Contrary the - at the time - widely used Win31. On Win31, if a task got the CPU from the "kernel", by default it was its responsibility to determine when to give control back to the OS (or to other tasks). If a process had no special support for this feature (which required additional programming work), then while executing it, all other tasks were suspended. Even most basic apps integrated into the Win31 worked so.
Preemptive multitasking means, that the tasks have no way to allocate the CPU as they want. Instead, if their time slot expires, the kernel gets the CPU away from them. Thus, in preemptive operating systems, a badly written or badly functioning process can't freeze the OS, or avoid other processes from running. Linux was always preemptive for user space processes.
The Big Kernel Lock means that in some cases, inside kernel space, still there could be some locks, preventing other processes from running the protected code.
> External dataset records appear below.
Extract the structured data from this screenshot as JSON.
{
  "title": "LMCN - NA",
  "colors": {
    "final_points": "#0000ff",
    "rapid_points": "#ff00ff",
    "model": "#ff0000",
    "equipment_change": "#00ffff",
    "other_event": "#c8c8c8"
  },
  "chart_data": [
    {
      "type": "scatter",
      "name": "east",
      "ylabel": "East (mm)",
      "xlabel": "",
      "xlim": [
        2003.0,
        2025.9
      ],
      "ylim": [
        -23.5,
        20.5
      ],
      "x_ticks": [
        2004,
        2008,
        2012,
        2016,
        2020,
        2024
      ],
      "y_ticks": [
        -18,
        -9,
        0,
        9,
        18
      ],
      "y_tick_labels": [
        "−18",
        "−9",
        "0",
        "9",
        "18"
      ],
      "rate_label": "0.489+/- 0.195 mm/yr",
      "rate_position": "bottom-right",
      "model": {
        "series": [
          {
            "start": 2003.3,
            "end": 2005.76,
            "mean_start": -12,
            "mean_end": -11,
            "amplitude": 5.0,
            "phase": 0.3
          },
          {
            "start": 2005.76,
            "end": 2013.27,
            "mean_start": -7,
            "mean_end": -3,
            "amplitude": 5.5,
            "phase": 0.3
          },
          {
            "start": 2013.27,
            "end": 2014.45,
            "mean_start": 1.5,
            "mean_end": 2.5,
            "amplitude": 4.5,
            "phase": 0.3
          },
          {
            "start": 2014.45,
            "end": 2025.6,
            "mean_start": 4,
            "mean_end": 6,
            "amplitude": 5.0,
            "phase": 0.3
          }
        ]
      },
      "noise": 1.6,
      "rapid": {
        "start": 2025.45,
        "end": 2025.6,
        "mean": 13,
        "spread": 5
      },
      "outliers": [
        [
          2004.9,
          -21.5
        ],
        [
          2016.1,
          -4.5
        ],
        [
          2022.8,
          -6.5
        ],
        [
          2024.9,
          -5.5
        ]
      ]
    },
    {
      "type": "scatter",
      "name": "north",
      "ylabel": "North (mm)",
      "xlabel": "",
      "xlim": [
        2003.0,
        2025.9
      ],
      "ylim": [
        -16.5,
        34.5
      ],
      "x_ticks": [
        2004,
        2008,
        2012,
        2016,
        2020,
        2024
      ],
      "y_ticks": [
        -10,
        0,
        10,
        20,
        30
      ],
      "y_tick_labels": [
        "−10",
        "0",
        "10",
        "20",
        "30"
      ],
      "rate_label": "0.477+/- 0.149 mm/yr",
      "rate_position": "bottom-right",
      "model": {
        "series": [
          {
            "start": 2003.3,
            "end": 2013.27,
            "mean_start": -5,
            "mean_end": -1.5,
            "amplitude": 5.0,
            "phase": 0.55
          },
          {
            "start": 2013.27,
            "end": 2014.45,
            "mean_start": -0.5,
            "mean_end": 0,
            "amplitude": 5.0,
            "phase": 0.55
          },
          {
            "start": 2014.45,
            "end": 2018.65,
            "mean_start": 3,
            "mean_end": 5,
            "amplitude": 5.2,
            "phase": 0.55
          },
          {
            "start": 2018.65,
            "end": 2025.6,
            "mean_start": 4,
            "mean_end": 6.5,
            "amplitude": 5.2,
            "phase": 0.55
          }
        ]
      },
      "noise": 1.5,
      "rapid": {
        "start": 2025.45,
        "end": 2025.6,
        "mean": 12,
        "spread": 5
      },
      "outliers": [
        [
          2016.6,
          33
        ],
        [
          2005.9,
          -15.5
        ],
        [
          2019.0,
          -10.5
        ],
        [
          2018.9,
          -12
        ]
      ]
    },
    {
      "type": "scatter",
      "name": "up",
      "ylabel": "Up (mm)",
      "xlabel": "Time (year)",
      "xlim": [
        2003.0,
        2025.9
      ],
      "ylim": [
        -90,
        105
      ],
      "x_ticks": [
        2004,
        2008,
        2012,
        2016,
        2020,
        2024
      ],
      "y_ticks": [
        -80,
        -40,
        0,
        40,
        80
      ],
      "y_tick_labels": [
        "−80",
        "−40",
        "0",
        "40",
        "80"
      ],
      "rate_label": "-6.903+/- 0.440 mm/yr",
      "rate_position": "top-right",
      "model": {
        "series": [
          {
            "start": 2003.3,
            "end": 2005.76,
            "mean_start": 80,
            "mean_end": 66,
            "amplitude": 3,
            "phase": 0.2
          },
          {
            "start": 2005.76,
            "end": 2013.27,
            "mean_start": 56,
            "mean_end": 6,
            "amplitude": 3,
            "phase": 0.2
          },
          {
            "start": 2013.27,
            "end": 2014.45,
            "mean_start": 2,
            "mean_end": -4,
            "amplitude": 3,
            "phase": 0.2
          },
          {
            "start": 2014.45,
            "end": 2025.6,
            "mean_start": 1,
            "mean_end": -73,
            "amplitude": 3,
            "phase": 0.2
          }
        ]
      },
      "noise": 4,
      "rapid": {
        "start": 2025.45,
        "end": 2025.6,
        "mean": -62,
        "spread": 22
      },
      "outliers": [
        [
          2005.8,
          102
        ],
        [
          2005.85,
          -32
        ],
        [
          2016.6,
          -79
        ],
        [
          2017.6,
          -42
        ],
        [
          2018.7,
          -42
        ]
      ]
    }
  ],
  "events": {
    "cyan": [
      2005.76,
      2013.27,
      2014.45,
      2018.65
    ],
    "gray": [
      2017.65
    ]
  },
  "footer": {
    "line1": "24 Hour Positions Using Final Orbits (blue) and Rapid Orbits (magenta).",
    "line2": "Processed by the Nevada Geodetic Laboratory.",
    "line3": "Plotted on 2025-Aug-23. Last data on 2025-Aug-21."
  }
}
For example, you could not mount multiple filesystems concurrently - if you gave multiple mount commands, they were still executed consecutively, because mounting things required to allocate the Big Kernel Lock.
Making the kernel preemptive had required to eliminate this big kernel lock, i.e. making the mount and any other tasks to be able to run concurrently. It was a big job.
Historically, this was made really urgent by the increasing support of SMP (multi-CPU support). In the first time, there were really multiple-CPU mainboards. Later multiple CPUs ("cores") were integrated into a single chip, today the really multi-CPU mainboards are already rare (they are typically in costly server systems). Also the really single-core systems (where there is only a single cpu, with a single core) are rare.
Thus, the answer to your question isn't that "what was the reason of non-preemptivity", because it was always preemptive. The real question is, what made the preemptive kernel execution really necessary. The answer is for that: the increasing ratio of the many-CPU, many-core systems.